Anne Joseleau, la directrice de Solidarité Femmes 21 à Dijon

« Il faut toujours, dans ce cas, redonner le moteur de l’action à la personne et ne pas la forcer ou décider d’entamer des démarches à sa place, ce qui pourrait être contre-productif », rappelle également Anne Joseleau, la directrice de Solidarité Femmes 21 à Dijon.

 

3919

Si vous êtes victime de violences ou proches d’une victime, appelez ce numéro ouvert 7j/7 et 24h/24 depuis septembre 2021. En cas d’urgence, privilégiez le 115 ou le 17.

Enfin, l’entourage comme les professionnels peuvent contacter le 3919 – un numéro d’écoute géré par la Fédération Solidarité Femmes, à la fois pour les femmes victimes de violence, mais aussi pour l’entourage et les professionnels concernés, ou bien le tchat sur le site commentonsaime.fr, mis en place par l’association En Avant Toutes pour atteindre les victimes les plus jeunes : « Aujourd’hui, il y a une femme victime de violence sur 10, mais lorsqu’on descend la tranche d’âge au-dessous de 24 ans, c’est une femme sur 7, et elles ont moins tendance à appeler pour témoigner », explique Louise Neuville. Rappelons toutefois que, ni le 3919 ni le tchat mis en place par l’association En Avant Toutes ne sont valables en cas d’urgence. Ils ne remplacent pas le numéro de la police, le 17 ou le 115 si la victime a besoin d’être logée rapidement.

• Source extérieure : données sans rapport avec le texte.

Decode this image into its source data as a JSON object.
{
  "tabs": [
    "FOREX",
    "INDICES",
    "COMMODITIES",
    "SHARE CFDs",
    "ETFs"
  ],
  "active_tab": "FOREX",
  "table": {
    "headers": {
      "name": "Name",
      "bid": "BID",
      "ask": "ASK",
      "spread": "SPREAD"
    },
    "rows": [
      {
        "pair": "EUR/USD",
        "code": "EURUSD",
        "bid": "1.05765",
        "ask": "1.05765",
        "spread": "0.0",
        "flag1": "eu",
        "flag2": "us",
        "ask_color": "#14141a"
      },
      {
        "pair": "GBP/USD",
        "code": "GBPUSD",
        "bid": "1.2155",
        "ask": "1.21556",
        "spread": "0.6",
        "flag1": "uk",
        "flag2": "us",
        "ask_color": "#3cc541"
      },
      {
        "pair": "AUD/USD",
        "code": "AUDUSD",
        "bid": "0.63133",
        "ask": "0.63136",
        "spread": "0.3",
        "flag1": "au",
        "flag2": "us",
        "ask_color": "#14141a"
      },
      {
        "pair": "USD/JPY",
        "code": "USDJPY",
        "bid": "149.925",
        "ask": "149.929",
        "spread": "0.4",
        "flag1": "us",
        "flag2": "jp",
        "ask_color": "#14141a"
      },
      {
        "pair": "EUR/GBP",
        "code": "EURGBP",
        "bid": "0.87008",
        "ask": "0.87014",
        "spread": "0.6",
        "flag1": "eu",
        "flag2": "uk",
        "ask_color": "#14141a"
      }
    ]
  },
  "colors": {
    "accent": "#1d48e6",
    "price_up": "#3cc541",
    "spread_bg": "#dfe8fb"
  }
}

Certaines professions sont également plus à même d’agir en cas de suspicions de violence, et dans ce cas, il est possible de se former : à Dijon, Solidarité Femmes organisent des formations pluriprofessionnelles avec des médecins, des pompiers, des policiers, des sage-femmes ou des infirmiers pour « tisser un réseau de partenaires local et mieux comprendre les limites d’intervention de chaque métier et d’éviter, ainsi, à ces professions de se renvoyer la balle », selon la directrice Anne Joseleau. Dans une visée aussi préventive, des associations prennent en charge les auteurs de violences, comme la fédération FNACAV qui regroupe toutes les associations spécialisées pour le suivi des auteurs de violences, et qui a ouvert, en 2003, un numéro national dédié à la prise en charge : 08 019 019 11.